Flemming will also receive $9.9 million as part of a retention arrangement for senior Shire employees, amounting to about 150 percent of his annual total compensation. Two Shire directors, Chairwoman Susan Kilsby and Dominic Blakemore, will join the AbbVie board.

The tax move is only the industry’s latest.

Mylan said July 14 it will buy Abbott Laboratories’ generic-drug business and incorporate the new company in the Netherlands. Medtronic Inc., a Minneapolis-based medical-device maker, on June 15 announced a $42.9 billion takeover of Dublin- based Covidien Plc.

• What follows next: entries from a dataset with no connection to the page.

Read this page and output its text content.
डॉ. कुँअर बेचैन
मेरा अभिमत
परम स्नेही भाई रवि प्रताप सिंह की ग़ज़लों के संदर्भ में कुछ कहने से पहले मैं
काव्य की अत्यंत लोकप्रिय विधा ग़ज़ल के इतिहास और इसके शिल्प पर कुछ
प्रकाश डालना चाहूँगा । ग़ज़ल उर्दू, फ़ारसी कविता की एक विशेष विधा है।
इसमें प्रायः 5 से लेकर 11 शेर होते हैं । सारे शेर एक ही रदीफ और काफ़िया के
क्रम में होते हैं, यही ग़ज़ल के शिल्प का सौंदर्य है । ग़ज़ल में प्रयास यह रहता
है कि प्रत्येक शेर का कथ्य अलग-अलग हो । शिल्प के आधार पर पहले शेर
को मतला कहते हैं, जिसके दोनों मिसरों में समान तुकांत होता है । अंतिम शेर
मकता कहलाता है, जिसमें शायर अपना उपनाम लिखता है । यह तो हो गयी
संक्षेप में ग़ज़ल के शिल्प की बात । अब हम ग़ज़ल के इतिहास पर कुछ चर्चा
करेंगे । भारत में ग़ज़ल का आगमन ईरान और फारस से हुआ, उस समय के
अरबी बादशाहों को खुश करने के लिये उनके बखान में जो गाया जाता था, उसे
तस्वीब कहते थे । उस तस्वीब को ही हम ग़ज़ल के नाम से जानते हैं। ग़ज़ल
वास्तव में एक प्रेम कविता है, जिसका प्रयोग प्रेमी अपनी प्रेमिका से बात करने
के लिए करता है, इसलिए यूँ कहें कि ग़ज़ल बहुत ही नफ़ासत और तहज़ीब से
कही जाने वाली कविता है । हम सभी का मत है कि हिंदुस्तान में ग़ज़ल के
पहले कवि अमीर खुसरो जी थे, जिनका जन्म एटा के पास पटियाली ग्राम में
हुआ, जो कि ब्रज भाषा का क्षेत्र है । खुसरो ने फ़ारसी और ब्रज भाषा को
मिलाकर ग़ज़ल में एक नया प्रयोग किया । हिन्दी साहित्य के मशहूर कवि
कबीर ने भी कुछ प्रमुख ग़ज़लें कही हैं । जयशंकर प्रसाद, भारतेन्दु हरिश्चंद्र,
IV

Pfizer’s bid for AstraZeneca Plc -- which would have been the largest in industry history -- ran into the U.K. Takeover Panel’s deadline as the companies couldn’t agree on a price.

A congressional panel estimated this year that a bill to prevent future inversions proposed by Representative Sander Levin, a Michigan Democrat, would preserve $19.5 billion in otherwise forgone tax revenue over the next 10 years.

AbbVie will gain a series of rare disease drugs, including Elaprase for Hunter syndrome, a genetic disorder, and Replagal, to treat Fabry disease. It also inherits experimental products, including lifitegrast for dry eye, and Premiplex for a potentially blinding eye disorder in infants. Premiplex could generate more than $1 billion annually if it reaches the market, said Jason Gerberry, an analyst at Leerink Partners.

Drugs for attention deficit disorder, including Vyvanse and Adderall XR, accounted for about 39 percent of Shire’s revenue last year.

JPMorgan Chase & Co. is advising AbbVie on the deal, while Citigroup Inc., Deutsche Bank AG, Evercore Partners Inc., Goldman Sachs Group Inc. and Morgan Stanley are advising Shire.